Skin Cancer Risks with Organ Transplants

Patients who have had organ transplants are known to be at a significantly higher risk of skin cancer than their same age counterparts who do not take immune suppressing drugs. But recently there have been a few cases where skin cancer has been transmitted because of the organ that was transplanted and so the new thought is that a person, who has had melanoma, even if they have been cured, should not donate their organs.

Donor Related Cancer

Between the years 1994 and 2001 here have been over a hundred and twenty thousand transplants. Of these a mere twenty-four, only .000197 percent, contracted donor related cancer. Still for those patients, ten of who died, and their families, that was twenty-four too many. This is a very rare instance, and doctors had had thought it even possible. Especially one of the donors had been cured of their melanoma sixteen years before they died and another eight years before their death. Both were multiple organ donors.

Doctors feel now that the melanoma cells had lain inactive in the organs for years, but that once they had been transplanted and the patient began their regimen of taking the immune suppressing drugs that this allowed for the resurgence of the melanoma cells and so the skin cancer was able to resurrect itself.

A Story of a Woman with Cancer

In one case a woman of forty-seven died. Her death was unrelated to cancer. Her family donated both her kidneys, forgetting to mention that sixteen years previously she’d had a minor bout with melanoma. One kidney was given to a man, the other to a woman, both in the fifties. Eighteen months after the transplant the woman was found to have melanoma, only a few months after that so was the man. Medical records were checked and the donor’s history was discovered. The woman died. The man was immediately taken off the immune suppression drugs and the kidney was removed. He was treated for melanoma and survived, though was back on dialysis.

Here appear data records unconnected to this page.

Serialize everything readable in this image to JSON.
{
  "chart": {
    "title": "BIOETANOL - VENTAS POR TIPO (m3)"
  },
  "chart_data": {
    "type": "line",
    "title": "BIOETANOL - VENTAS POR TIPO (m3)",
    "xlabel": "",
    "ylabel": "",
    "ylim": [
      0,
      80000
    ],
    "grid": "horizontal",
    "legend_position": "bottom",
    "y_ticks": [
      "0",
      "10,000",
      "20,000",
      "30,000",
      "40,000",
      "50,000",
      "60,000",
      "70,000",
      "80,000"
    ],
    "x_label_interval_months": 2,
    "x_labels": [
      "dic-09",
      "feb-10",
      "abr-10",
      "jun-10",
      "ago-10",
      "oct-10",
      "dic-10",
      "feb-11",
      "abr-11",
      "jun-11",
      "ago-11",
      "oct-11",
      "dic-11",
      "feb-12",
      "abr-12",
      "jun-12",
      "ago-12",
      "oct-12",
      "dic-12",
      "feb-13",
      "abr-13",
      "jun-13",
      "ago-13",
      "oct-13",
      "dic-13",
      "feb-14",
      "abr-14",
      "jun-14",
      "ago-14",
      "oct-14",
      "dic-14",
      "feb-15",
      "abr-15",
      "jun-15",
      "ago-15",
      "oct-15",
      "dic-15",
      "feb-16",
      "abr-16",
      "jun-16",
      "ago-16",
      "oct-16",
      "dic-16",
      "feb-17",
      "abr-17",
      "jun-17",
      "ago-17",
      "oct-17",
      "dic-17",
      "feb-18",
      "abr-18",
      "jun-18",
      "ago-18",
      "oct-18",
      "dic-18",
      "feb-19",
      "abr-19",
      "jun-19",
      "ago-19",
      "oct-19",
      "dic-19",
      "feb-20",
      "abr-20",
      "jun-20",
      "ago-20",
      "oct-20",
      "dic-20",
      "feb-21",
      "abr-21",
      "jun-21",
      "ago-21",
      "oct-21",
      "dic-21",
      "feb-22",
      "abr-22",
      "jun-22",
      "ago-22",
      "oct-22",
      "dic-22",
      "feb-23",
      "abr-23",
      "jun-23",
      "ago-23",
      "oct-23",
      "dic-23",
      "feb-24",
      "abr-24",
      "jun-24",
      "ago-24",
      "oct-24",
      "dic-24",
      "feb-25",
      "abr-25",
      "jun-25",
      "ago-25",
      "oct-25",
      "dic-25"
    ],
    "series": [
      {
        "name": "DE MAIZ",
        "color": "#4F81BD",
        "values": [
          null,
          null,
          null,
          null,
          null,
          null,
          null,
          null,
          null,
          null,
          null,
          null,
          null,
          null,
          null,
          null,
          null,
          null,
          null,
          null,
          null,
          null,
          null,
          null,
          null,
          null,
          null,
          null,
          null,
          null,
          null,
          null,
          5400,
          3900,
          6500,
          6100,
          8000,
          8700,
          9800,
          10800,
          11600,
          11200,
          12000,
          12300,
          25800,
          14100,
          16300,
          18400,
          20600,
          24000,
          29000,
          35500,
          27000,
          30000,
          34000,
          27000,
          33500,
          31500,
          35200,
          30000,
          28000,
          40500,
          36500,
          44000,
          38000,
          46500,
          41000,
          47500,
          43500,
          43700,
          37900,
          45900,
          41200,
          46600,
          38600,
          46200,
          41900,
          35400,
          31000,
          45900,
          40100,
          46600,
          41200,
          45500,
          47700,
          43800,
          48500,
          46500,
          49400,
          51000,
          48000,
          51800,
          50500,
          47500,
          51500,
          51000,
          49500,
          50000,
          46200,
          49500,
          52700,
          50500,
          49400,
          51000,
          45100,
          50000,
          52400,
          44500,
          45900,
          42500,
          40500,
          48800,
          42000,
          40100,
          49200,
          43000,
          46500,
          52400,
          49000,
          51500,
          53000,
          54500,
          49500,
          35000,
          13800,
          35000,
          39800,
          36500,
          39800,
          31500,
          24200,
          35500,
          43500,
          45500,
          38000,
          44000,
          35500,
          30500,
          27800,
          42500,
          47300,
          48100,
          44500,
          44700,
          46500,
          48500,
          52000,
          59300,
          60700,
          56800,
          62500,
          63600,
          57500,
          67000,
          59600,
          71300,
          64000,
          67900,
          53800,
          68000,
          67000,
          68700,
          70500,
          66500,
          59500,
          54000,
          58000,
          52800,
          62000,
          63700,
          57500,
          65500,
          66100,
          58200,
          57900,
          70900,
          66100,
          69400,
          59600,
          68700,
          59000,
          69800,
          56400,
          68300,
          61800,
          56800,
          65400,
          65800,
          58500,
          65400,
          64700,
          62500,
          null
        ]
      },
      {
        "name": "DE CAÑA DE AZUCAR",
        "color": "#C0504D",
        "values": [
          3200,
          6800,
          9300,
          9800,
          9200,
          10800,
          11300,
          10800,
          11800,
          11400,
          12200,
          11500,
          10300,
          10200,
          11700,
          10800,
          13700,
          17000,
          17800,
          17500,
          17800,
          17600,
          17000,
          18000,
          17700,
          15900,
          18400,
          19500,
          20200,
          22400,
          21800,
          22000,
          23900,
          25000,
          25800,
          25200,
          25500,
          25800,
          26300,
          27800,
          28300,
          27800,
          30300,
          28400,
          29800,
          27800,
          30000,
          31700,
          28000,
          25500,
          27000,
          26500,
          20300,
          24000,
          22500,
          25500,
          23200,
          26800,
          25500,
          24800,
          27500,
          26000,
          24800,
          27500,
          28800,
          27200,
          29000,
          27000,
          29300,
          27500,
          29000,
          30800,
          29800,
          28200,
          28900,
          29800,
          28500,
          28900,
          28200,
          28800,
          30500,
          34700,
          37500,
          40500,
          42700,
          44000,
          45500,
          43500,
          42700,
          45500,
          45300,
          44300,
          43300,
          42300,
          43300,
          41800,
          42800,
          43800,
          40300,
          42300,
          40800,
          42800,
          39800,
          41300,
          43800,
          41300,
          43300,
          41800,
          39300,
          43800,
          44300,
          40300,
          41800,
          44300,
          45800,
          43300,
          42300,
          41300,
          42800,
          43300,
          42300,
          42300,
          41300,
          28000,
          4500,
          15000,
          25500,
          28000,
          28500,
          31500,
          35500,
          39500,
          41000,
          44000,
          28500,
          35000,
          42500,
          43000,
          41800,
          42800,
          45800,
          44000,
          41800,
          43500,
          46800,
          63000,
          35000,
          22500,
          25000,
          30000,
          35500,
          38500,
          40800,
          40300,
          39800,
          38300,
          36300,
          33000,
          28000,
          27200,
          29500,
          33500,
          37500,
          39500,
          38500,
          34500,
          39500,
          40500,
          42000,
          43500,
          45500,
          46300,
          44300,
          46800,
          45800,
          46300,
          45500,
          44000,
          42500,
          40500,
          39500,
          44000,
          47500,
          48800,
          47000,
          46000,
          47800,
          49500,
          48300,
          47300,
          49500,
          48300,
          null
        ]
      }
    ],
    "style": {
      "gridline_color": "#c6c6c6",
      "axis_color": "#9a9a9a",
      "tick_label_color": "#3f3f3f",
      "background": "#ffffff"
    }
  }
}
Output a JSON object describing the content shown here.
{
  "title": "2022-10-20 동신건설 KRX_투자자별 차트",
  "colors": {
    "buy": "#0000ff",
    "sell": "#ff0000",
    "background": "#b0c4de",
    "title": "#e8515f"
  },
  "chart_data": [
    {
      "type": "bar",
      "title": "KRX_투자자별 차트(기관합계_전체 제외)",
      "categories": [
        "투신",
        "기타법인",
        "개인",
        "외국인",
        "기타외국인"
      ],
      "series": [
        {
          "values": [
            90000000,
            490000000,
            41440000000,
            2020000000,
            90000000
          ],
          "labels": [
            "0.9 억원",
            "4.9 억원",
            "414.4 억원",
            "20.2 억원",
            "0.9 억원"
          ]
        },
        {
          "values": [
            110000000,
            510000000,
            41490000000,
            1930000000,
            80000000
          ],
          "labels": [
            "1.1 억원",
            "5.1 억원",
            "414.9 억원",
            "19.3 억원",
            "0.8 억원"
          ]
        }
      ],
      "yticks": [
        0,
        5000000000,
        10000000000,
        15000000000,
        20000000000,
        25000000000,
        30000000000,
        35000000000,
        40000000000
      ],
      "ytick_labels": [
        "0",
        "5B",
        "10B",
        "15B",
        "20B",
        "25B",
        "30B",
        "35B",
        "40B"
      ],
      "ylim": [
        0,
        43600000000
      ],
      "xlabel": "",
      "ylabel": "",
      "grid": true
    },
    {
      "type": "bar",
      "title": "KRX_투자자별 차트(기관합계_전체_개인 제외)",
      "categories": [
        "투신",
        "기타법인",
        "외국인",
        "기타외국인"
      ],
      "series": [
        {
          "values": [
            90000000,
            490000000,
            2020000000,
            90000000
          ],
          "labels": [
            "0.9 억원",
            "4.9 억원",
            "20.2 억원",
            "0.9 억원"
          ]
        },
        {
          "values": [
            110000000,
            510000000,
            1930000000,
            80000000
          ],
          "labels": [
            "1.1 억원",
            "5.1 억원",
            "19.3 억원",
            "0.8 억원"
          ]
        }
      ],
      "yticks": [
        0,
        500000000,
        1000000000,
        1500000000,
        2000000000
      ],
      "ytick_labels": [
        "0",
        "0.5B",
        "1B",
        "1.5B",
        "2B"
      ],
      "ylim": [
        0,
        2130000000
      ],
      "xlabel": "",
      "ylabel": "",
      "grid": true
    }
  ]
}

This and another incident where a person donated their organs to four recipients and all of them were eventually diagnosed with skin cancer brings many new concerns to the practice of organ transplants. Potential recipients and their families have reason to be concerned when a life giving operation can turn into an unexpected and unnecessary death. This has lead to some changes in the way organ transplants are handled.

This is being done primarily in the taking of clearer more accurate medical histories on those who are donating organs. One of the problems with this issue is that when someone is willing to donate the organs of a relative who has just passed away. Grateful physicians are very conscious of how emotional that decision is for the family without having to then be questioned on the relative’s earlier medical history. In deference to the family and the recipient sometimes the doctors are in too much of a hurry to save a life to remember to ask about previous medical conditions. This is changing.